If they suspect a website is being run illegally, they’ve posted the ads to stop piracy sites making any money out of advertising.

It’s part of a (terribly named) project called ‘Operation Creative, which aims to block ads from well-known companies appearing on dodgy sites, alongside illegal content and porn.

‘When adverts from well known brands appear on illegal websites, they lend them a look of legitimacy and inadvertently fool consumers into thinking the site is authentic,’ said Detective Chief Inspector Andy Fyfe from the City of London Police Intellectual Property Crime Unit (Pipcu).

Operation Creative is using technology created by an equally terribly named private firm called Project Sunblock - which works on behalf of high street companies to have their ads removed from piracy sites, or porn sites called things like in-uranus.net.
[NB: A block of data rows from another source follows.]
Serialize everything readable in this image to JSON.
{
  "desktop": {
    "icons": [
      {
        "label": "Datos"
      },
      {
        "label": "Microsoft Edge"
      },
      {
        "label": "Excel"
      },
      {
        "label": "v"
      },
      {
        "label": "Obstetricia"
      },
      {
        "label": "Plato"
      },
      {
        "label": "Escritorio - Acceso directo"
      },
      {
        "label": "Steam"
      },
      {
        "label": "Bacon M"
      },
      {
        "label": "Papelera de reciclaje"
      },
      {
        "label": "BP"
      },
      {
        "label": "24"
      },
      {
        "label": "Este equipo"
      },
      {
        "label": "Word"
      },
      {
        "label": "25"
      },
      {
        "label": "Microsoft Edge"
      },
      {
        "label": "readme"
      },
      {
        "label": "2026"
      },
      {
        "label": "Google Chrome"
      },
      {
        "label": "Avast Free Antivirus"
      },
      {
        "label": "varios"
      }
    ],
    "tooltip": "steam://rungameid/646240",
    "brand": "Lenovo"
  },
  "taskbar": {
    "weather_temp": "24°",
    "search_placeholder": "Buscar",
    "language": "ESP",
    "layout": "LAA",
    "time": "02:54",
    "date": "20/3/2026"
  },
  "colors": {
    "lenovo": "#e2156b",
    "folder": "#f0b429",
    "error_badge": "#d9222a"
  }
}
It’s a strategy that might hit illegal sites hard – many of them rely on advertising to survive. But some critics have warned against over zealous blocking, amid fears that legal sites might die on their arse without advertising revenue.

Still, it’s better to be on the safe side. After all, you don’t want a back to school at BHS advert appearing on a hardcore bumming page, do you?
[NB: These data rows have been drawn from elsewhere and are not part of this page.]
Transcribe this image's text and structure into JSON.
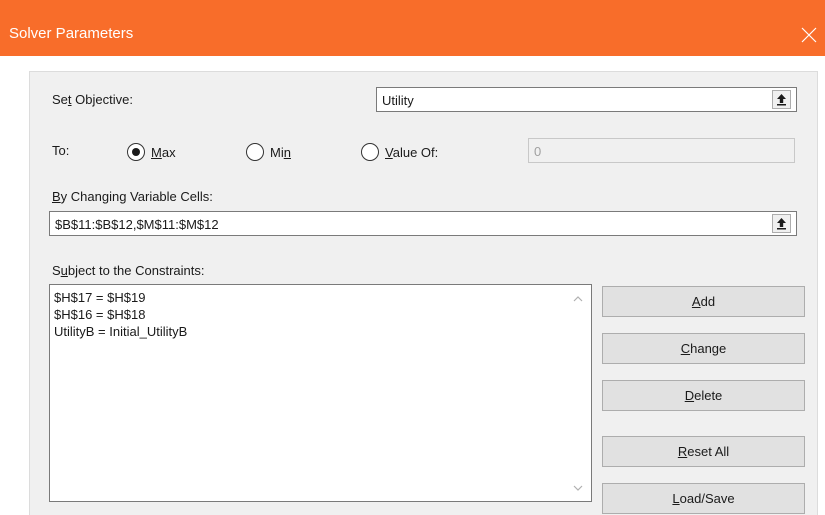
{
  "window": {
    "title": "Solver Parameters",
    "close_icon": "close-icon"
  },
  "objective": {
    "label_pre": "Se",
    "label_key": "t",
    "label_post": " Objective:",
    "value": "Utility",
    "ref_icon": "collapse-arrow-icon"
  },
  "to": {
    "label": "To:",
    "options": [
      {
        "key": "M",
        "rest": "ax",
        "selected": true
      },
      {
        "pre": "Mi",
        "key": "n",
        "selected": false
      },
      {
        "key": "V",
        "rest": "alue Of:",
        "selected": false
      }
    ],
    "value_of": "0"
  },
  "changing": {
    "label_key": "B",
    "label_rest": "y Changing Variable Cells:",
    "value": "$B$11:$B$12,$M$11:$M$12"
  },
  "constraints": {
    "label_pre": "S",
    "label_key": "u",
    "label_rest": "bject to the Constraints:",
    "items": [
      "$H$17 = $H$19",
      "$H$16 = $H$18",
      "UtilityB = Initial_UtilityB"
    ]
  },
  "buttons": {
    "add": {
      "key": "A",
      "rest": "dd"
    },
    "change": {
      "key": "C",
      "rest": "hange"
    },
    "delete": {
      "key": "D",
      "rest": "elete"
    },
    "reset": {
      "key": "R",
      "rest": "eset All"
    },
    "load": {
      "key": "L",
      "rest": "oad/Save"
    }
  },
  "colors": {
    "titlebar": "#f86d2a",
    "panel": "#f0f0f0",
    "button": "#e1e1e1"
  }
}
TOPICS:   Technology   UK News   Advertising

2 comments

  • Mr M.
    Everybody knows pirate websites are illegal, who the hell actually sees the ads (the minority without ad-blocking) and thinks this must be legit... I'm betting Andy Fyfe, of City of London Police Intellectual Property Crime Unit, doesn't know his arse from his modem.
  • Slacker
    What he said. No-one will see these ads anyway. If this is the best that the filth can come up with, then I doubt the pirates are losing any sleep.